(Kapatılan)13. Ceza Dairesi 2012/1009 E. , 2013/11773 K.
"İçtihat Metni"MAHKEMESİ :Asliye Ceza Mahkemesi
SUÇ : Hırsızlık, mala zarar vermek ve konut dokunulmazlığını bozmak
HÜKÜM : Mahkumiyet
Mahalli mahkemece verilen hüküm temyiz edilmekle dosya incelenerek, gereği düşünüldü:
Sanığın, müştekiye ait evin çelik kapısını kapının kilidi ile üst kısmından sert bir cisim ile zorlamak suretiyle açtıktan sonra içeri girip, evden kamera, 84 ekran televizyon, bilgisayar kasası, Nokia marka cep telefonu, 110 TL nakit para ile müşteki ve eşine ait kimlik kartlarını çalması şeklinde gerçekleşen eyleminde, zorlanarak açılan çelik kapının bilinen sağlamlığı göz önüne alındığında eylemin 765 sayılı TCK"nın 493/1. maddesine uyan suçu oluşturduğu ve yine çalınan eşyalarının suç tarihindeki bilinen değerlerinin TCK"nın 522.maddesinin lehe hükümlerinin uygulanmasını gerektirmeyecek değerde olduğu göz önüne alındığında, sanığın eyleminin 765 sayılı yasanın 493/1, 522 ve 81/1. maddelerine uyduğu, 5237 sayılı yasaya göre mahkemece kabul edilen uygulama ile karşılaştırıldığında 5237 sayılı yasanın açıkça sanık lehine olduğu, müştekinin Küçükçekmece Cumhuriyet Başsavcılığı tarafından alınan 28/06/2007 tarihli ifadesinde sanık ile uzlaşmak istemediğini bildirmesi nedeni ile uzlaşmanın ve sanığın daha evvel kasıtlı suçtan sabıkası bulunması nedeniyle CMK"nın 231/5. maddesi gereğince değerlendirme yapılmasının mümkün olmadığının anlaşılması karşısında, tebliğnamede bu yönlerde bozma isteyen görüşlere iştirak edilmemiştir.

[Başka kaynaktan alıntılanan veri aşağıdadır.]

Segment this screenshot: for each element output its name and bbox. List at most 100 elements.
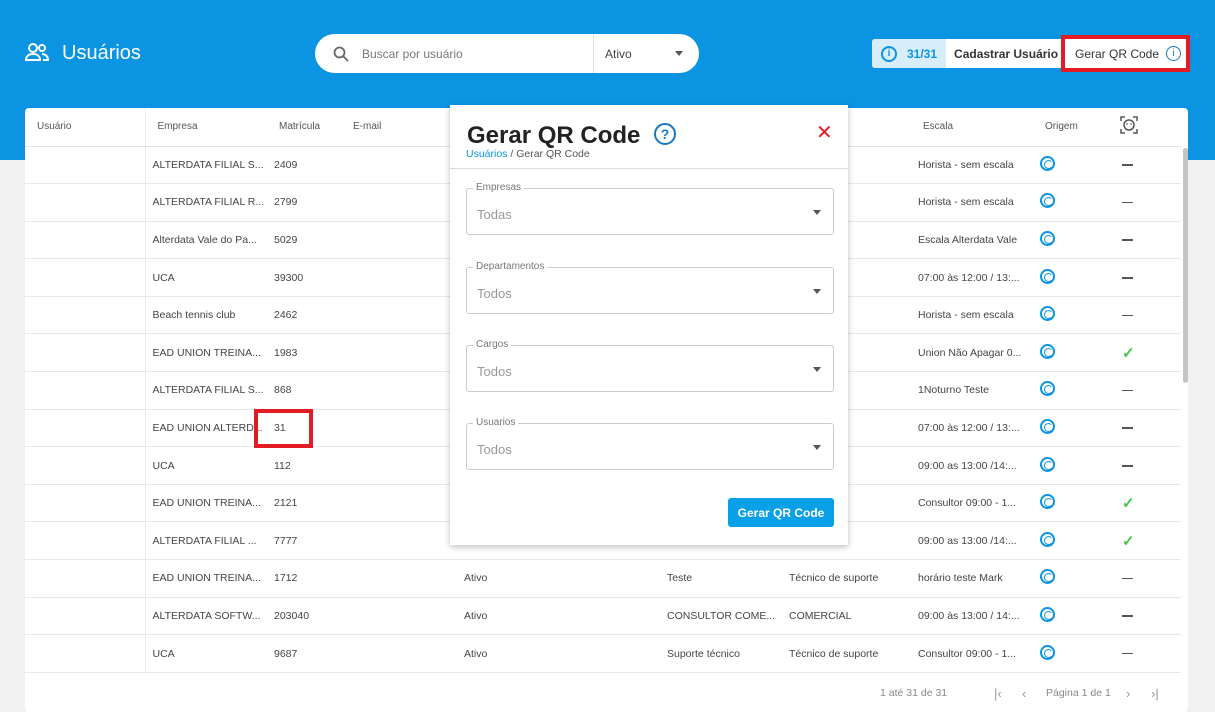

Dosya ve duruşma tutanakları içeriğine, toplanıp karar yerinde incelenerek tartışılan hukuken geçerli ve elverişli kanıtlara, gerekçeye ve hakimin takdirine göre; suçun sanık tarafından işlendiğini kabulde ve nitelendirmede usul ve yasaya aykırılık bulunmadığı anlaşılmış, diğer temyiz itirazları da yerinde görülmemiştir.
Ancak;
Sanık hakkında TCK’nın 53. maddesi ile uygulama yapılırken, her bir suç nedeniyle verilen cezanın yasal sonucu olarak her suç için ayrı ayrı anılan maddenin uygulanması gerekirken, sonuç ceza üzerinden bir defa hüküm kurulması ve kendi alt soyu üzerindeki velayet, vesayet ve kayyımlık yetkileri açısından, koşullu salıverilme tarihine kadar kısıtlılığına karar verilebileceği gözetilmeden, yazılı şekilde uygulama yapılarak aynı maddenin 3. fıkrasına aykırı davranılması,
Bozmayı gerektirmiş, sanık ..."ın temyiz itirazı bu itibarla yerinde görülmüş olduğundan, hükmün açıklanan nedenle tebliğnameye kısmen aykırı olarak BOZULMASINA, bozma nedeni yeniden yargılama yapılmasını gerektirmediğinden, 5320 sayılı Yasanın 8/1. maddesi aracılığıyla 1412 sayılı CMUK"un 322. maddesinin verdiği yetkiye dayanılarak, hüküm fıkrasından "53.maddenin uygulanmasına" ilişkin bölüm çıkarılarak, sanık hakkında hırsızlık, konut dokunulmazlığını ihlal ve mala zarar verme suçlarından kurulan hüküm fıkralarına ayrı ayrı eklenmek üzere yerine "53/1. maddesinde belirtilen ve 53/3. maddesindeki kendi alt soyu üzerindeki velayet, vesayet ve kayyımlık yetkileri dışındaki haklardan sanığın mahkum olduğu hapis cezasının infazı tamamlanıncaya kadar; 53/3. maddesi gözetilerek 53/1-c maddesi uyarınca kendi alt soyu üzerindeki velayet, vesayet ve kayyımlık yetkileri açısından ise koşullu salıverilme tarihine kadar yoksun bırakılmasına" tümcelerinin eklenmesi suretiyle, diğer yönleri usul ve yasaya uygun bulunan hükmün DÜZELTİLEREK ONANMASINA, 29/04/2013 gününde oybirliğiyle karar verildi.